Glen Scotia partners with chef Gary Robinson to explore ‘perfect pairings’ with its new Seasonal Release

This limited edition collaboration will see lucky guests sample a combination of limited edition whisky and first-class culinary fare

Iconic Campbeltown-based distiller Glen Scotia has announced a new collaboration with famed chef Gary Robinson of The Balmoral Hotel to promote its new 12-year-old Seasonal Release, and explore the perfect pairing of whisky and food. 

In a short new film captured at the The Balmoral’s SCOTCH Bar and kitchens, the chef is joined by Glen Scotia ambassador Gary Mills as the pair join forces and use their expertise to discuss process, flavour and provenance while enjoying three new dishes created by Gary using the new limited-edition expression.

Inspired by classic seasonal flavours including toffee, apple, orange citrus and warm spice, the Seasonal Release, which sits at 54.7% ABV, uses a series of unpeated distillations from 2009 matured in first-fill Bourbon casks and American Oak hogsheads.

After maturation for eleven years, the liquid is then transferred and finished in first-fill Oloroso hogsheads and heavily charred American Oak barrels for its final year, before marrying the casks together and bottling at cask strength. It follows the success of the distillers’ limited-edition Sherry Double Cask Finish last year.

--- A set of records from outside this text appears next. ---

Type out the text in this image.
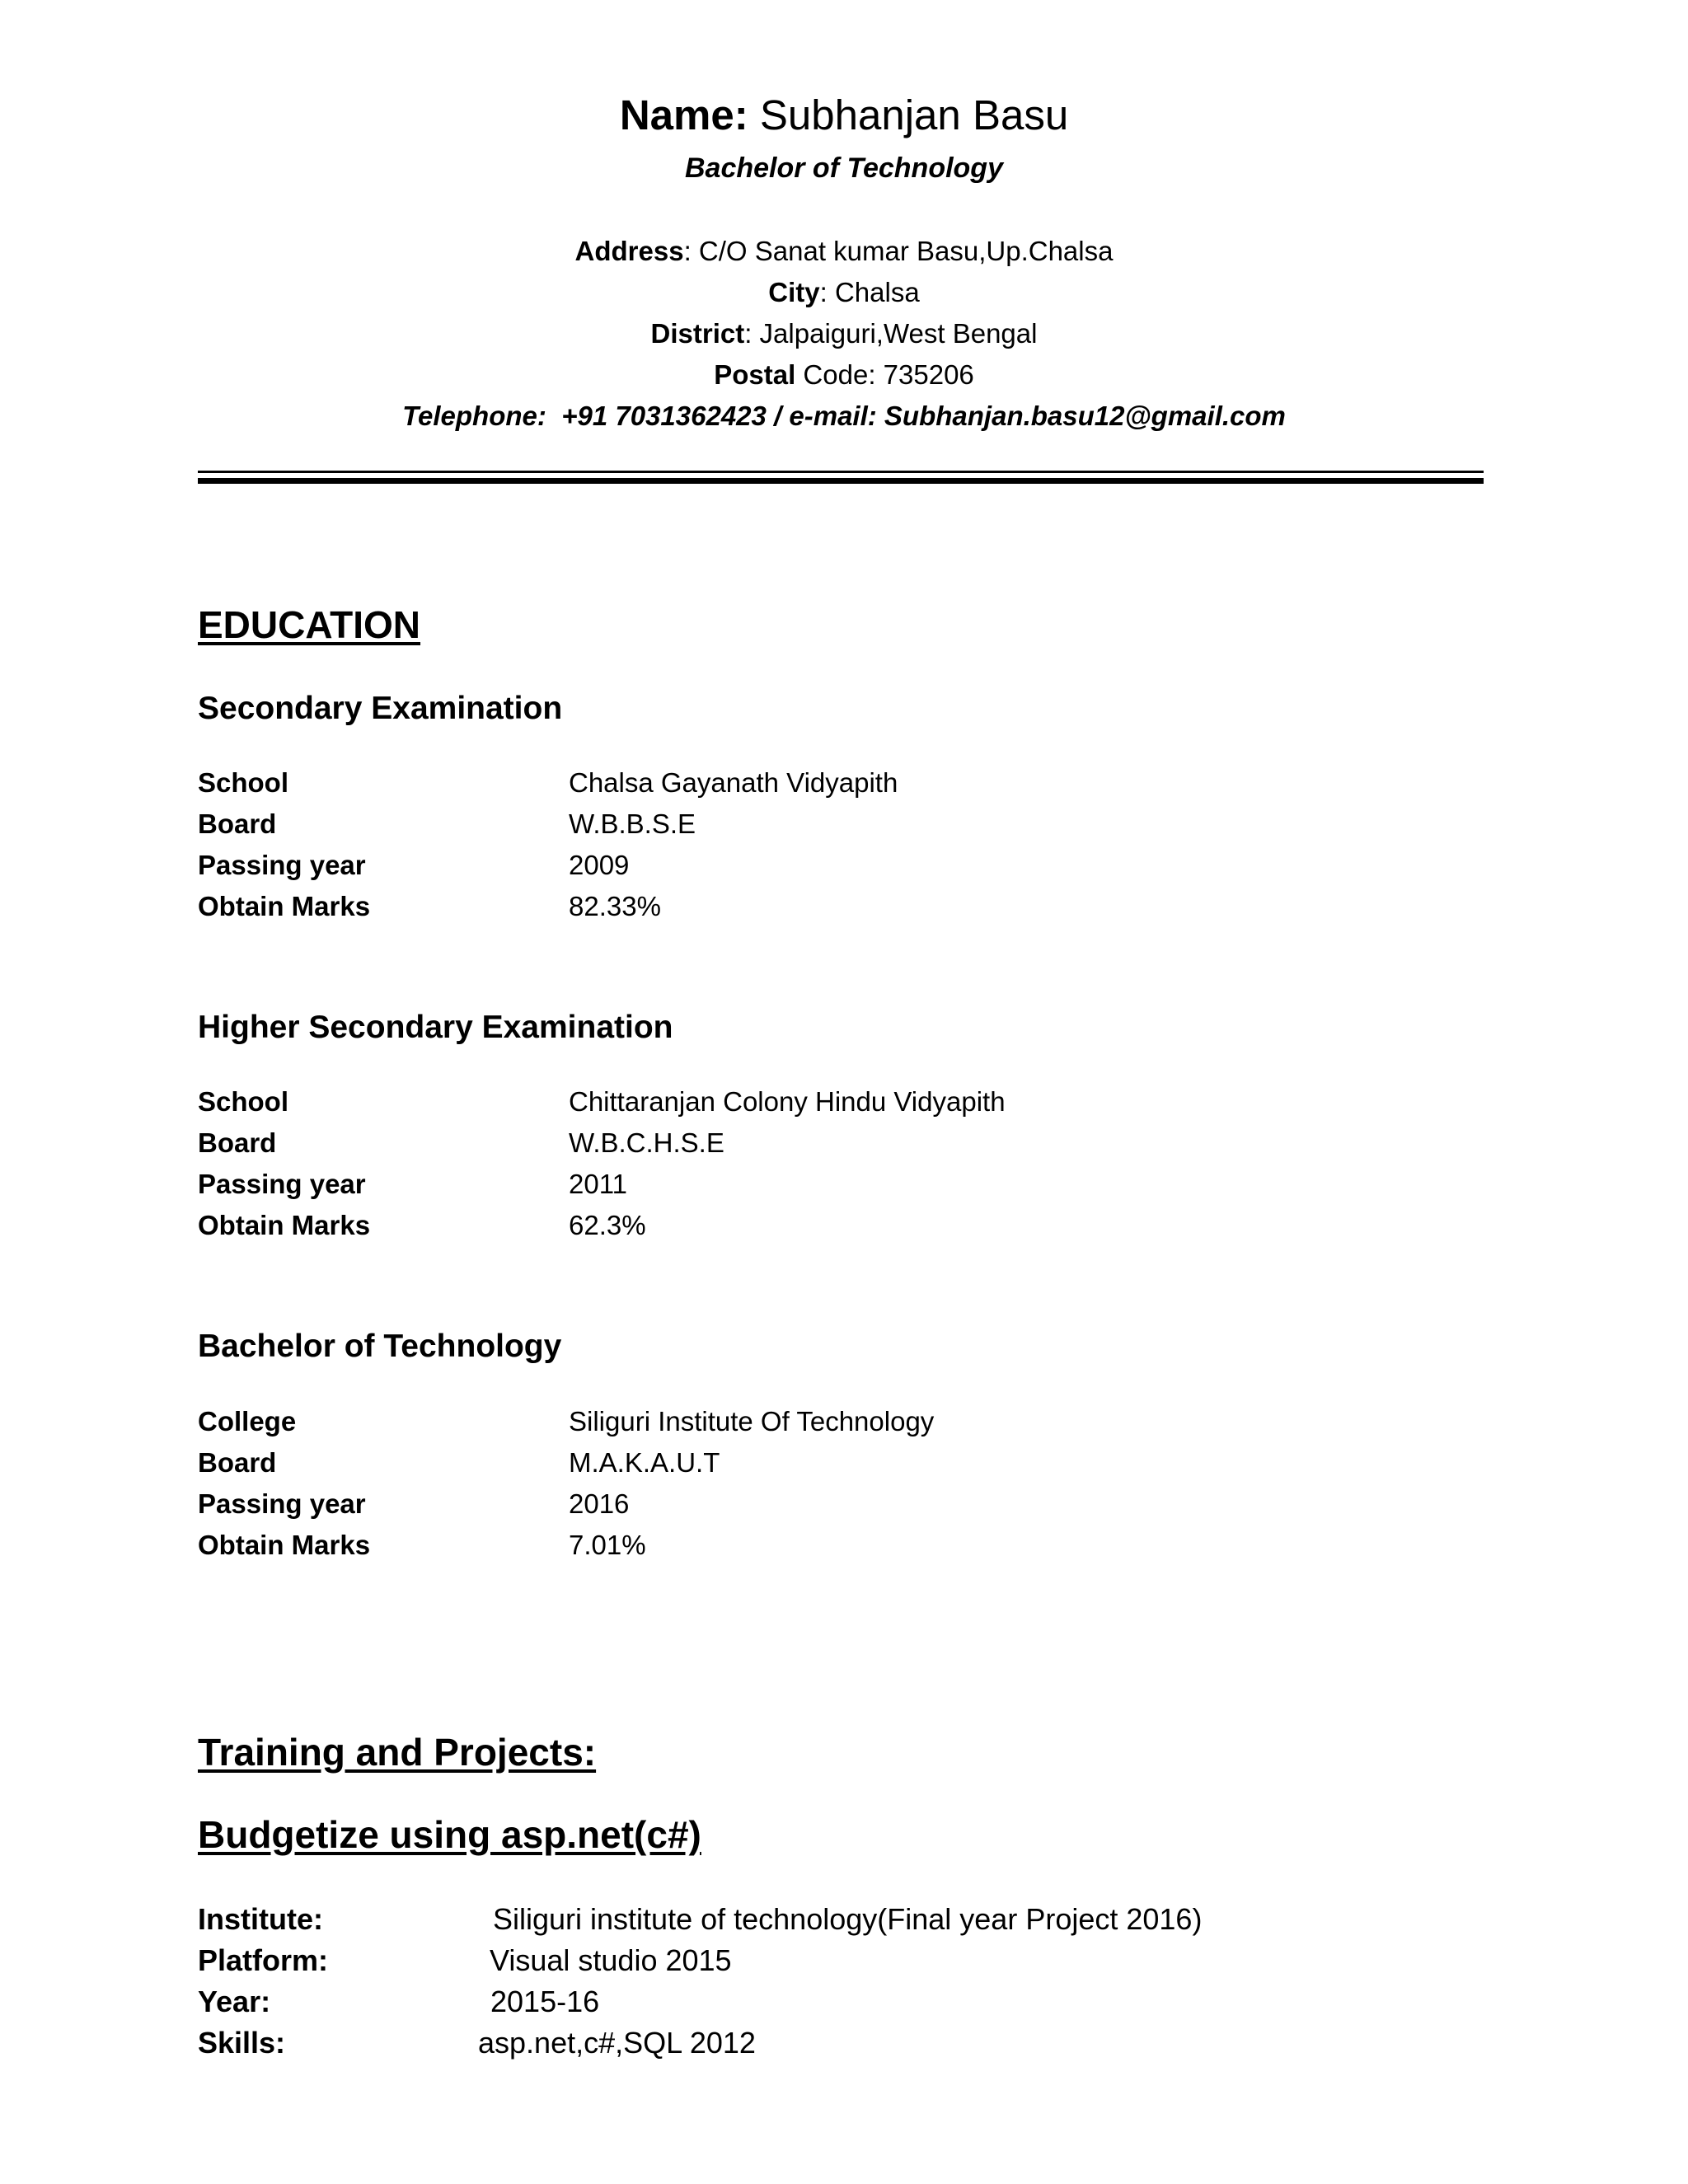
Name: Subhanjan Basu
Bachelor of Technology
Address: C/O Sanat kumar Basu,Up.Chalsa
City: Chalsa
District: Jalpaiguri,West Bengal
Postal Code: 735206
Telephone:  +91 7031362423 / e-mail: Subhanjan.basu12@gmail.com
EDUCATION
Secondary Examination
School	Chalsa Gayanath Vidyapith
Board	W.B.B.S.E
Passing year	2009
Obtain Marks	82.33%
Higher Secondary Examination
School	Chittaranjan Colony Hindu Vidyapith
Board	W.B.C.H.S.E
Passing year	2011
Obtain Marks	62.3%
Bachelor of Technology
College	Siliguri Institute Of Technology
Board	M.A.K.A.U.T
Passing year	2016
Obtain Marks	7.01%
Training and Projects:
Budgetize using asp.net(c#)
Institute:	Siliguri institute of technology(Final year Project 2016)
Platform:	Visual studio 2015
Year:	2015-16
Skills:	asp.net,c#,SQL 2012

Meanwhile, the Seasonal Release menu from Gary, designed to be paired with the whisky, includes:

• Whisky-cured salmon with apples and celery

• Barbequed pork belly with a sticky whisky-honey sauce & braised pearl barley

• Poached pear salad, whisky caramel and pecan toffee

Gary Mills said of the collaboration: “The 12-year-old Seasonal Release is another fine dram that brings together those unmistakably seasonal flavours with Glen Scotia’s subtle maritime style, and the result is something very special indeed. 

“While the concept of food and drink go hand in hand, it’s been eye-opening to collaborate with Gary Robinson to delve deeper into flavour profiling and consider how they marry together to enhance ingredients on the plate and in a dram – or even better to be enjoyed together.

“This sense of ‘togetherness’ is woven throughout Glen Scotia, which for centuries has endured by virtue of the unique spirit of its community. Food and celebrations, often centred around the town market cross, are part of the history of our tight-knit community in Campbeltown. We hope this partnership will provide some wonderful inspiration for our fans to make at home alongside a dram.”

Gary Robinson, meanwhile, added: “I’m always excited to get into the kitchen and experiment, especially with a fine dram from Glen Scotia. The new 12 year-old Seasonal Release is a hero ingredient in the three dishes I’ve created. Each dish showcases an indulgent seasonal flavour profile, with the whisky really enhancing each ingredient.

“I created these dishes with the vision that they are the perfect recipes to bring people together – not too complicated to recreate at home and each offers a really special meal for friends and family to come together, gather around a table and enjoy."